This is actually based on a collection of calls that have a common theme, and is a salute to those hard working people that write our data sheets. My first caller sounded like a young engineer that was still trying to find the limits of this new world of industry where he had just landed. The conversation started out something like this.
“About the power supply voltages for this part, the data sheet says the specification voltage is 15V. Well, I have the circuit running on 20V and everything looks OK. What's the deal?”
At this point I introduced my caller to the Absolute Maximum Table in the data sheet with the warning that he was operating above the stated maximum of 18V. Not only was there a good chance that one or more of the specifications would not be met but that he was compromising the reliability of the part. I then continued to remind him that the semiconductor fabrication process resulted in a distribution of performance parameters. Statistics played a major role in describing the part. We determine the absolute maximum specifications on the safe side so that he can count on all parts surviving all the time. He was on thin ice and when parts started failing I could not offer any support.
At the other end of the spectrum is the old hand that has been bitten too many times by a “typical” spec. The phone call from him can start with the question, “OK, what are you guys trying to hide? If I can't get an absolute minimum or maximum on that specification I will not use the part. You guys are trying to hide a flaw in the performance.”
My reply to this caller is an explanation of economics. Either rigid design analysis and characterization, or actual 100 percent testing before the part is shipped must substantiate every spec in the data sheet that is a minimum or maximum. Applying that standard to the every specification in the data sheet would drive the cost to a point where he could not afford the part.

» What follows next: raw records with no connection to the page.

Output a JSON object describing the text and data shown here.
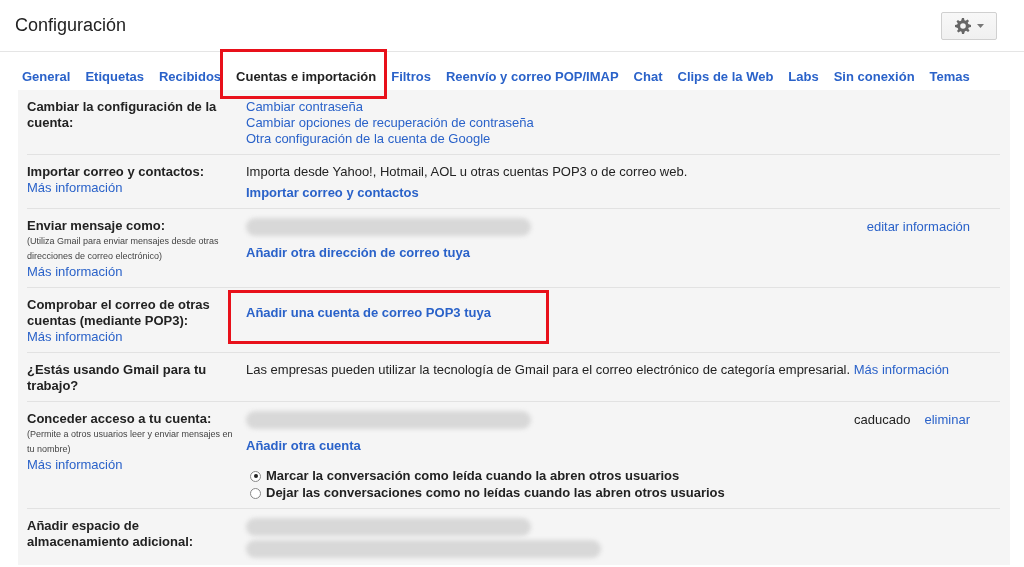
{
  "header": {
    "title": "Configuración"
  },
  "tabs": [
    {
      "label": "General",
      "selected": false,
      "highlighted": false
    },
    {
      "label": "Etiquetas",
      "selected": false,
      "highlighted": false
    },
    {
      "label": "Recibidos",
      "selected": false,
      "highlighted": false
    },
    {
      "label": "Cuentas e importación",
      "selected": true,
      "highlighted": true
    },
    {
      "label": "Filtros",
      "selected": false,
      "highlighted": false
    },
    {
      "label": "Reenvío y correo POP/IMAP",
      "selected": false,
      "highlighted": false
    },
    {
      "label": "Chat",
      "selected": false,
      "highlighted": false
    },
    {
      "label": "Clips de la Web",
      "selected": false,
      "highlighted": false
    },
    {
      "label": "Labs",
      "selected": false,
      "highlighted": false
    },
    {
      "label": "Sin conexión",
      "selected": false,
      "highlighted": false
    },
    {
      "label": "Temas",
      "selected": false,
      "highlighted": false
    }
  ],
  "settings": [
    {
      "label": "Cambiar la configuración de la cuenta:",
      "items": [
        {
          "kind": "link",
          "text": "Cambiar contraseña"
        },
        {
          "kind": "link",
          "text": "Cambiar opciones de recuperación de contraseña"
        },
        {
          "kind": "link",
          "text": "Otra configuración de la cuenta de Google"
        }
      ]
    },
    {
      "label": "Importar correo y contactos:",
      "more": "Más información",
      "items": [
        {
          "kind": "text",
          "text": "Importa desde Yahoo!, Hotmail, AOL u otras cuentas POP3 o de correo web."
        },
        {
          "kind": "action",
          "text": "Importar correo y contactos"
        }
      ]
    },
    {
      "label": "Enviar mensaje como:",
      "note": "(Utiliza Gmail para enviar mensajes desde otras direcciones de correo electrónico)",
      "more": "Más información",
      "items": [
        {
          "kind": "redacted",
          "extra": [
            {
              "kind": "link",
              "text": "editar información"
            }
          ]
        },
        {
          "kind": "action",
          "text": "Añadir otra dirección de correo tuya"
        }
      ]
    },
    {
      "label": "Comprobar el correo de otras cuentas (mediante POP3):",
      "more": "Más información",
      "items": [
        {
          "kind": "action",
          "text": "Añadir una cuenta de correo POP3 tuya",
          "highlighted": true
        }
      ]
    },
    {
      "label": "¿Estás usando Gmail para tu trabajo?",
      "items": [
        {
          "kind": "text",
          "text": "Las empresas pueden utilizar la tecnología de Gmail para el correo electrónico de categoría empresarial.",
          "link": "Más información"
        }
      ]
    },
    {
      "label": "Conceder acceso a tu cuenta:",
      "note": "(Permite a otros usuarios leer y enviar mensajes en tu nombre)",
      "more": "Más información",
      "items": [
        {
          "kind": "redacted",
          "extra": [
            {
              "kind": "text",
              "text": "caducado"
            },
            {
              "kind": "link",
              "text": "eliminar"
            }
          ]
        },
        {
          "kind": "action",
          "text": "Añadir otra cuenta"
        },
        {
          "kind": "radio",
          "text": "Marcar la conversación como leída cuando la abren otros usuarios",
          "selected": true
        },
        {
          "kind": "radio",
          "text": "Dejar las conversaciones como no leídas cuando las abren otros usuarios",
          "selected": false
        }
      ]
    },
    {
      "label": "Añadir espacio de almacenamiento adicional:",
      "items": [
        {
          "kind": "redacted_block"
        }
      ]
    }
  ]
}
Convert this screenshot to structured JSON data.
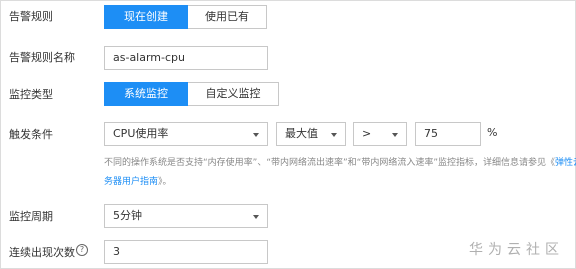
{
  "alarm_rule": {
    "label": "告警规则",
    "options": [
      "现在创建",
      "使用已有"
    ],
    "selected": "现在创建"
  },
  "rule_name": {
    "label": "告警规则名称",
    "value": "as-alarm-cpu"
  },
  "monitor_type": {
    "label": "监控类型",
    "options": [
      "系统监控",
      "自定义监控"
    ],
    "selected": "系统监控"
  },
  "trigger": {
    "label": "触发条件",
    "metric": "CPU使用率",
    "aggregation": "最大值",
    "operator": ">",
    "threshold": "75",
    "unit": "%",
    "hint_line1": "不同的操作系统是否支持“内存使用率”、“带内网络流出速率”和“带内网络流入速率”监控指标，详细信息请参见《",
    "hint_link_a": "弹性云服",
    "hint_link_b": "务器用户指南",
    "hint_end": "》。"
  },
  "period": {
    "label": "监控周期",
    "value": "5分钟"
  },
  "consecutive": {
    "label": "连续出现次数",
    "help_icon": "question-circle-icon",
    "value": "3"
  },
  "watermark": "华为云社区"
}
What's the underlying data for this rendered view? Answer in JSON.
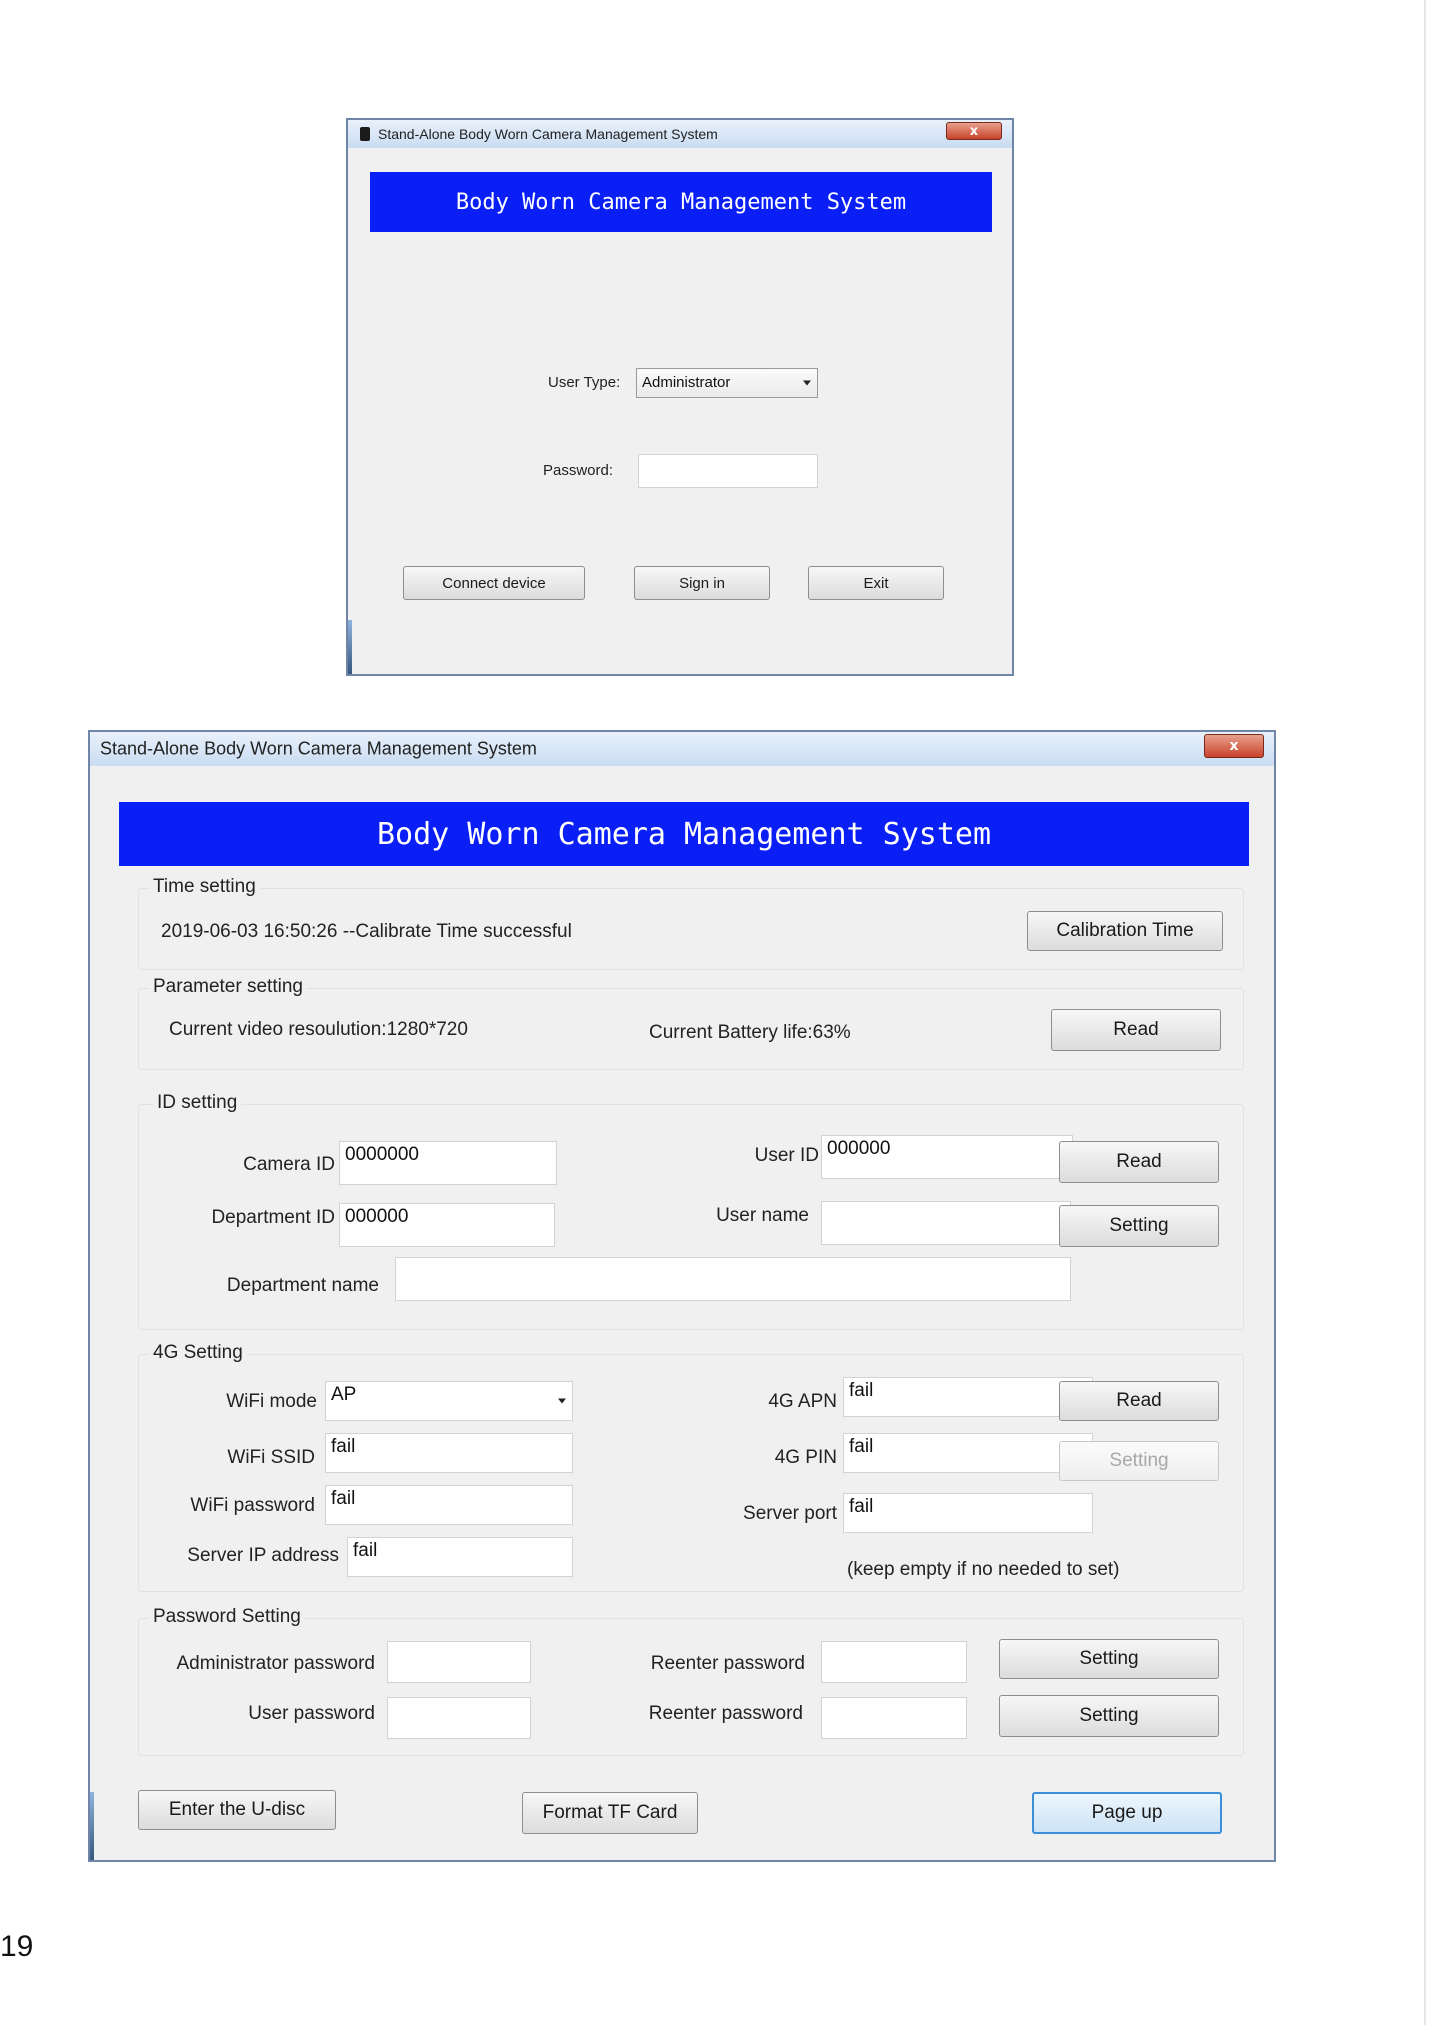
{
  "login": {
    "window_title": "Stand-Alone Body Worn Camera Management System",
    "close_glyph": "x",
    "banner": "Body Worn Camera Management System",
    "user_type_label": "User Type:",
    "user_type_value": "Administrator",
    "password_label": "Password:",
    "password_value": "",
    "connect_label": "Connect device",
    "sign_in_label": "Sign in",
    "exit_label": "Exit"
  },
  "main": {
    "window_title": "Stand-Alone Body Worn Camera Management System",
    "close_glyph": "x",
    "banner": "Body Worn Camera Management System",
    "time_setting": {
      "title": "Time setting",
      "status": "2019-06-03 16:50:26 --Calibrate Time successful",
      "button": "Calibration Time"
    },
    "parameter_setting": {
      "title": "Parameter setting",
      "resolution": "Current video resoulution:1280*720",
      "battery": "Current Battery life:63%",
      "read_button": "Read"
    },
    "id_setting": {
      "title": "ID setting",
      "camera_id_label": "Camera ID",
      "camera_id_value": "0000000",
      "user_id_label": "User ID",
      "user_id_value": "000000",
      "department_id_label": "Department ID",
      "department_id_value": "000000",
      "user_name_label": "User name",
      "user_name_value": "",
      "department_name_label": "Department name",
      "department_name_value": "",
      "read_button": "Read",
      "setting_button": "Setting"
    },
    "g4_setting": {
      "title": "4G Setting",
      "wifi_mode_label": "WiFi mode",
      "wifi_mode_value": "AP",
      "wifi_ssid_label": "WiFi SSID",
      "wifi_ssid_value": "fail",
      "wifi_password_label": "WiFi password",
      "wifi_password_value": "fail",
      "server_ip_label": "Server IP address",
      "server_ip_value": "fail",
      "apn_label": "4G APN",
      "apn_value": "fail",
      "pin_label": "4G PIN",
      "pin_value": "fail",
      "server_port_label": "Server port",
      "server_port_value": "fail",
      "note": "(keep empty if no needed to set)",
      "read_button": "Read",
      "setting_button": "Setting"
    },
    "password_setting": {
      "title": "Password Setting",
      "admin_label": "Administrator password",
      "user_label": "User password",
      "reenter_label": "Reenter password",
      "setting_button": "Setting"
    },
    "footer": {
      "udisc_button": "Enter the U-disc",
      "format_button": "Format TF Card",
      "page_up_button": "Page up"
    }
  },
  "page_number": "19"
}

As a solution we include typical data with the goal that this number is valid for well over half of the parts shipped (we like to see at least 1phi distribution meeting the spec).
In this last case the chore of describing the operation of the part goes to the writer of the data sheet. Within the Precision Linear section at TI-Tucson this task falls to two Technical Marketing Engineers. Their task is to pick the brains of the design engineers and test engineers to determine the performance of each part and then translate that knowledge into text and tables so the engineer customer that is designing the part into his system can understand exactly how the part functions. This is no small task.